Spiel 2: Portugal – Türkei

Die Portugiesen singen laut, falsch und mit Begeisterung, und die Jungs sehen ganz gut aus. Die Türken singen auch, aber leiser. Und das Matchcenter hat es richtig erkannt: Das Spiel hat begonnen.

Das Spiel läuft hinter mir und klingt langweilig. Die Arbeit vor mir deutlich spannender.

Hups, das wär ja jetzt fast ein Tor gewesen. So plötzlich aus dem Hinterhalt.

Akustisch betrachtet wird das Spiel offenbar langsam schneller (Ha!). Hab aber noch keine Zeit zum Hinschaun.

Erste Halbzeit beendet, 0:0 – glücklich oder unglücklich, je nach sichtweise. Dürft aber schön gespielt gewesen sein (ich arbeite noch immer).

ZDF Kommentator: “Auf zdf.de, da haben wir dann auch einen Blog eingestellt”. Hm, aha.

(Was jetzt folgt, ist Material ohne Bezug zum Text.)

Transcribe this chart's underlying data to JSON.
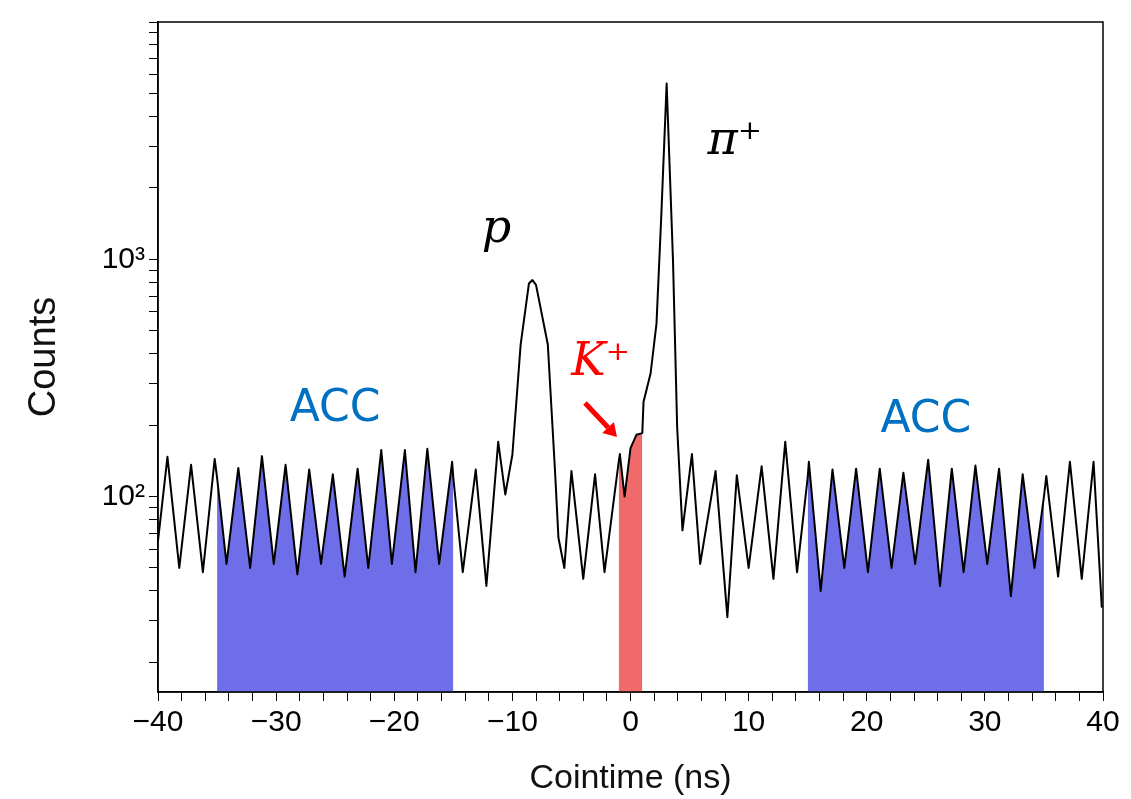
{
  "chart_data": {
    "type": "line",
    "xlabel": "Cointime (ns)",
    "ylabel": "Counts",
    "log": "y",
    "xlim": [
      -40,
      40
    ],
    "xticks": [
      {
        "value": -40,
        "label": "−40"
      },
      {
        "value": -38,
        "label": null
      },
      {
        "value": -36,
        "label": null
      },
      {
        "value": -34,
        "label": null
      },
      {
        "value": -32,
        "label": null
      },
      {
        "value": -30,
        "label": "−30"
      },
      {
        "value": -28,
        "label": null
      },
      {
        "value": -26,
        "label": null
      },
      {
        "value": -24,
        "label": null
      },
      {
        "value": -22,
        "label": null
      },
      {
        "value": -20,
        "label": "−20"
      },
      {
        "value": -18,
        "label": null
      },
      {
        "value": -16,
        "label": null
      },
      {
        "value": -14,
        "label": null
      },
      {
        "value": -12,
        "label": null
      },
      {
        "value": -10,
        "label": "−10"
      },
      {
        "value": -8,
        "label": null
      },
      {
        "value": -6,
        "label": null
      },
      {
        "value": -4,
        "label": null
      },
      {
        "value": -2,
        "label": null
      },
      0,
      {
        "value": 2,
        "label": null
      },
      {
        "value": 4,
        "label": null
      },
      {
        "value": 6,
        "label": null
      },
      {
        "value": 8,
        "label": null
      },
      10,
      {
        "value": 12,
        "label": null
      },
      {
        "value": 14,
        "label": null
      },
      {
        "value": 16,
        "label": null
      },
      {
        "value": 18,
        "label": null
      },
      20,
      {
        "value": 22,
        "label": null
      },
      {
        "value": 24,
        "label": null
      },
      {
        "value": 26,
        "label": null
      },
      {
        "value": 28,
        "label": null
      },
      30,
      {
        "value": 32,
        "label": null
      },
      {
        "value": 34,
        "label": null
      },
      {
        "value": 36,
        "label": null
      },
      {
        "value": 38,
        "label": null
      },
      40
    ],
    "ylim": [
      15,
      10000
    ],
    "yticks": [
      {
        "value": 20,
        "label": null
      },
      {
        "value": 30,
        "label": null
      },
      {
        "value": 40,
        "label": null
      },
      {
        "value": 50,
        "label": null
      },
      {
        "value": 60,
        "label": null
      },
      {
        "value": 70,
        "label": null
      },
      {
        "value": 80,
        "label": null
      },
      {
        "value": 90,
        "label": null
      },
      {
        "value": 100,
        "label": "10²"
      },
      {
        "value": 200,
        "label": null
      },
      {
        "value": 300,
        "label": null
      },
      {
        "value": 400,
        "label": null
      },
      {
        "value": 500,
        "label": null
      },
      {
        "value": 600,
        "label": null
      },
      {
        "value": 700,
        "label": null
      },
      {
        "value": 800,
        "label": null
      },
      {
        "value": 900,
        "label": null
      },
      {
        "value": 1000,
        "label": "10³"
      },
      {
        "value": 2000,
        "label": null
      },
      {
        "value": 3000,
        "label": null
      },
      {
        "value": 4000,
        "label": null
      },
      {
        "value": 5000,
        "label": null
      },
      {
        "value": 6000,
        "label": null
      },
      {
        "value": 7000,
        "label": null
      },
      {
        "value": 8000,
        "label": null
      },
      {
        "value": 9000,
        "label": null
      },
      {
        "value": 10000,
        "label": null
      }
    ],
    "annotations": [
      {
        "text": "p",
        "x": -8.3,
        "y": 817
      },
      {
        "text": "π⁺",
        "x": 3.06,
        "y": 5500
      }
    ],
    "series": [
      {
        "color": "#000000",
        "x": [
          -40,
          -39.2,
          -38.2,
          -37.2,
          -36.2,
          -35.2,
          -35.0,
          -34.2,
          -33.2,
          -32.2,
          -31.2,
          -30.2,
          -29.2,
          -28.2,
          -27.2,
          -26.2,
          -25.2,
          -24.2,
          -23.1,
          -22.2,
          -21.1,
          -20.2,
          -19.1,
          -18.2,
          -17.2,
          -16.2,
          -15.1,
          -15.0,
          -14.2,
          -13.1,
          -12.2,
          -11.2,
          -10.6,
          -10.0,
          -9.3,
          -8.6,
          -8.3,
          -8.0,
          -7.0,
          -6.4,
          -6.1,
          -5.6,
          -5.0,
          -4.0,
          -3.0,
          -2.2,
          -1.0,
          -0.9,
          -0.5,
          0.0,
          0.5,
          1.0,
          1.1,
          1.7,
          2.2,
          2.6,
          3.06,
          3.6,
          3.95,
          4.4,
          5.2,
          5.9,
          7.2,
          8.2,
          9.0,
          10.0,
          11.1,
          12.1,
          13.1,
          14.1,
          15.0,
          15.1,
          16.1,
          17.1,
          18.1,
          19.1,
          20.1,
          21.1,
          22.1,
          23.1,
          24.1,
          25.2,
          26.2,
          27.2,
          28.2,
          29.2,
          30.2,
          31.2,
          32.2,
          33.2,
          34.2,
          35.0,
          35.2,
          36.2,
          37.2,
          38.2,
          39.2,
          39.9
        ],
        "values": [
          65,
          147,
          50,
          136,
          48,
          144,
          120,
          52,
          132,
          50,
          148,
          52,
          136,
          47,
          130,
          52,
          124,
          46,
          131,
          50,
          157,
          52,
          157,
          48,
          159,
          52,
          140,
          120,
          48,
          130,
          42,
          170,
          102,
          150,
          437,
          790,
          817,
          780,
          437,
          131,
          67,
          50,
          128,
          45,
          124,
          48,
          140,
          151,
          100,
          160,
          182,
          185,
          250,
          330,
          535,
          1500,
          5500,
          980,
          196,
          72,
          151,
          52,
          128,
          31,
          123,
          50,
          134,
          45,
          170,
          48,
          120,
          140,
          40,
          130,
          50,
          131,
          48,
          131,
          50,
          126,
          52,
          143,
          42,
          131,
          48,
          135,
          52,
          131,
          38,
          124,
          50,
          100,
          122,
          46,
          140,
          45,
          140,
          34
        ]
      },
      {
        "type": "area",
        "name": "ACC",
        "color": "#6e6ee8",
        "x": [
          -35.0,
          -34.2,
          -33.2,
          -32.2,
          -31.2,
          -30.2,
          -29.2,
          -28.2,
          -27.2,
          -26.2,
          -25.2,
          -24.2,
          -23.1,
          -22.2,
          -21.1,
          -20.2,
          -19.1,
          -18.2,
          -17.2,
          -16.2,
          -15.1,
          -15.0,
          0,
          15.0,
          15.1,
          16.1,
          17.1,
          18.1,
          19.1,
          20.1,
          21.1,
          22.1,
          23.1,
          24.1,
          25.2,
          26.2,
          27.2,
          28.2,
          29.2,
          30.2,
          31.2,
          32.2,
          33.2,
          34.2,
          35.0
        ],
        "values": [
          120,
          52,
          132,
          50,
          148,
          52,
          136,
          47,
          130,
          52,
          124,
          46,
          131,
          50,
          157,
          52,
          157,
          48,
          159,
          52,
          140,
          120,
          null,
          120,
          140,
          40,
          130,
          50,
          131,
          48,
          131,
          50,
          126,
          52,
          143,
          42,
          131,
          48,
          135,
          52,
          131,
          38,
          124,
          50,
          100
        ]
      },
      {
        "type": "area",
        "name": "K⁺",
        "color": "#f06a6a",
        "x": [
          -1.0,
          -0.9,
          -0.5,
          0.0,
          0.5,
          1.0
        ],
        "values": [
          140,
          151,
          100,
          160,
          182,
          185
        ]
      }
    ]
  }
}
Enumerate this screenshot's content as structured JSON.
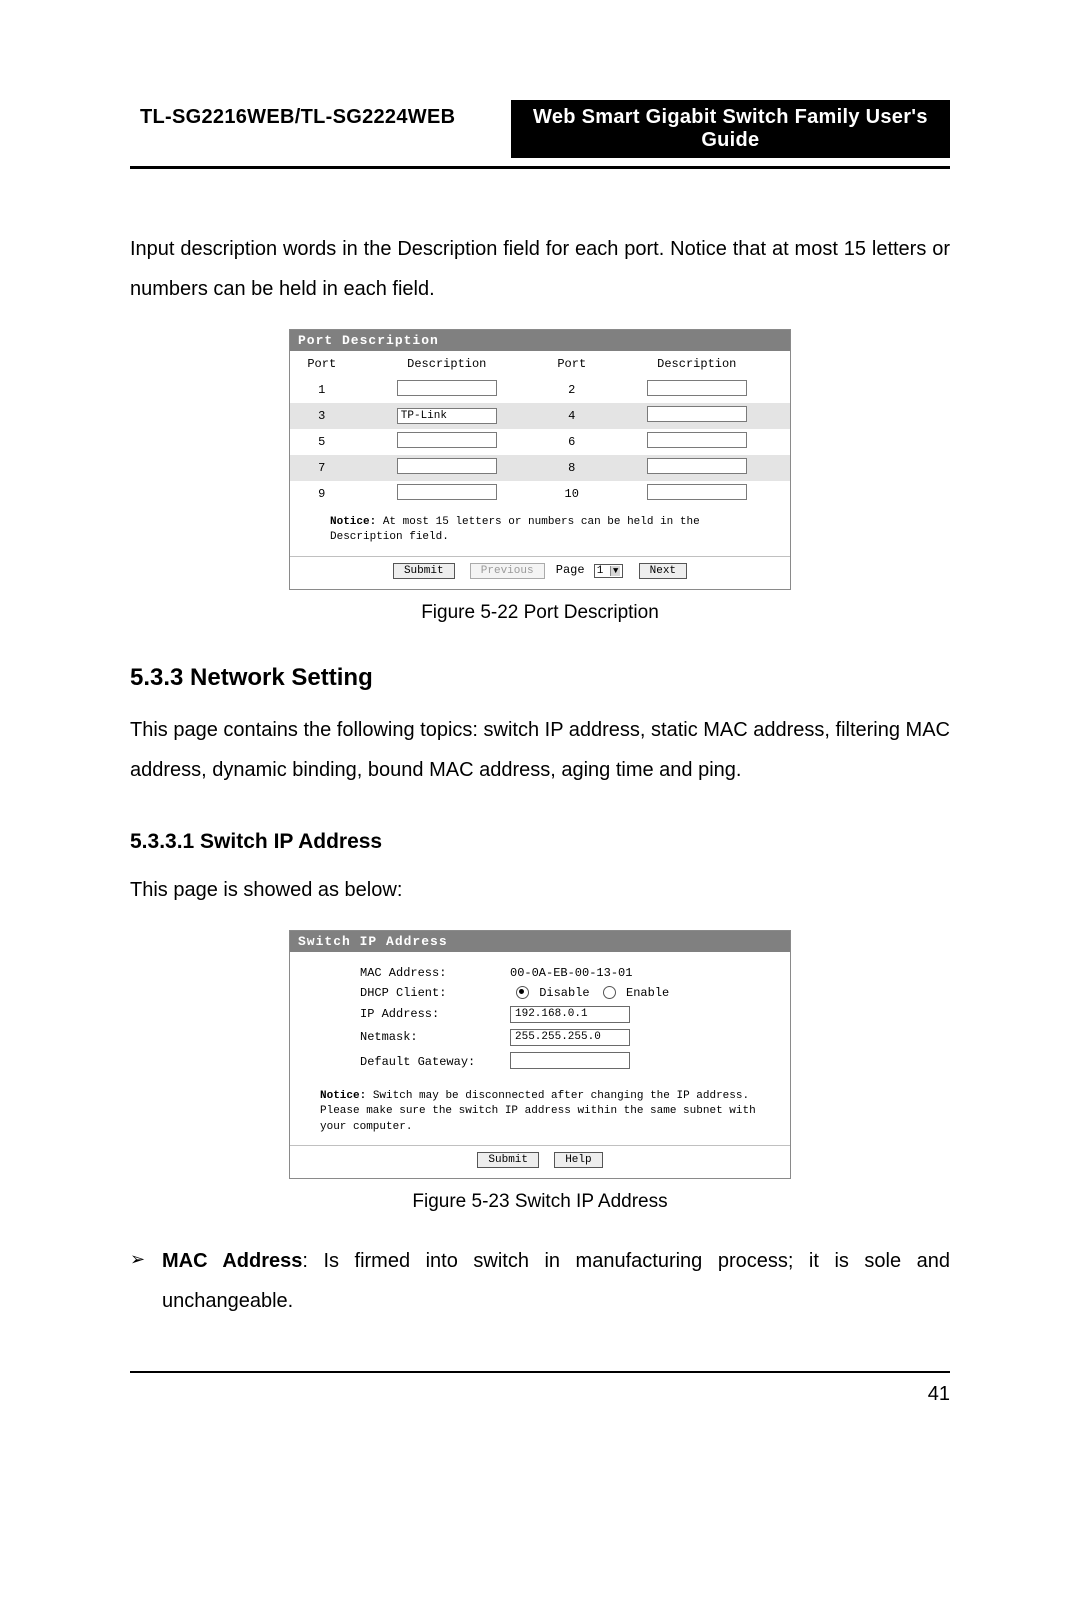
{
  "header": {
    "left": "TL-SG2216WEB/TL-SG2224WEB",
    "right": "Web Smart Gigabit Switch Family User's Guide"
  },
  "intro": "Input description words in the Description field for each port. Notice that at most 15 letters or numbers can be held in each field.",
  "panel1": {
    "title": "Port Description",
    "cols": {
      "port": "Port",
      "desc": "Description"
    },
    "rows": [
      {
        "a_port": "1",
        "a_val": "",
        "b_port": "2",
        "b_val": "",
        "alt": false
      },
      {
        "a_port": "3",
        "a_val": "TP-Link",
        "b_port": "4",
        "b_val": "",
        "alt": true
      },
      {
        "a_port": "5",
        "a_val": "",
        "b_port": "6",
        "b_val": "",
        "alt": false
      },
      {
        "a_port": "7",
        "a_val": "",
        "b_port": "8",
        "b_val": "",
        "alt": true
      },
      {
        "a_port": "9",
        "a_val": "",
        "b_port": "10",
        "b_val": "",
        "alt": false
      }
    ],
    "notice_label": "Notice:",
    "notice_text": "At most 15 letters or numbers can be held in the Description field.",
    "buttons": {
      "submit": "Submit",
      "previous": "Previous",
      "page_label": "Page",
      "page_value": "1",
      "next": "Next"
    }
  },
  "fig1": "Figure 5-22  Port Description",
  "h3": "5.3.3  Network Setting",
  "para_network": "This page contains the following topics: switch IP address, static MAC address, filtering MAC address, dynamic binding, bound MAC address, aging time and ping.",
  "h4": "5.3.3.1  Switch IP Address",
  "para_ip": "This page is showed as below:",
  "panel2": {
    "title": "Switch IP Address",
    "mac_label": "MAC Address:",
    "mac_value": "00-0A-EB-00-13-01",
    "dhcp_label": "DHCP Client:",
    "dhcp_disable": "Disable",
    "dhcp_enable": "Enable",
    "dhcp_selected": "disable",
    "ip_label": "IP Address:",
    "ip_value": "192.168.0.1",
    "mask_label": "Netmask:",
    "mask_value": "255.255.255.0",
    "gw_label": "Default Gateway:",
    "gw_value": "",
    "notice_label": "Notice:",
    "notice_text": "Switch may be disconnected after changing the IP address. Please make sure the switch IP address within the same subnet with your computer.",
    "buttons": {
      "submit": "Submit",
      "help": "Help"
    }
  },
  "fig2": "Figure 5-23  Switch IP Address",
  "bullet": {
    "label": "MAC Address",
    "text": ": Is firmed into switch in manufacturing process; it is sole and unchangeable."
  },
  "page_number": "41",
  "colors": {
    "panel_header_bg": "#808080",
    "panel_header_fg": "#ffffff",
    "alt_row_bg": "#e4e4e4",
    "border": "#8a8a8a",
    "button_bg": "#eeeeee"
  }
}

Oh ja, Tor! Und was für eins! Fesch!

Woah, und noch eins! Portugal, va! (oder wie immer das auf portugiesisch heißen mag)

uuund, abpfiff. 2:0 Übrigens, der 5. Bezirk ist erstaunlich ruhig geblieben, trotz Türkei-Spiel. Hmhm. Sind die alle in der Fan-Zone?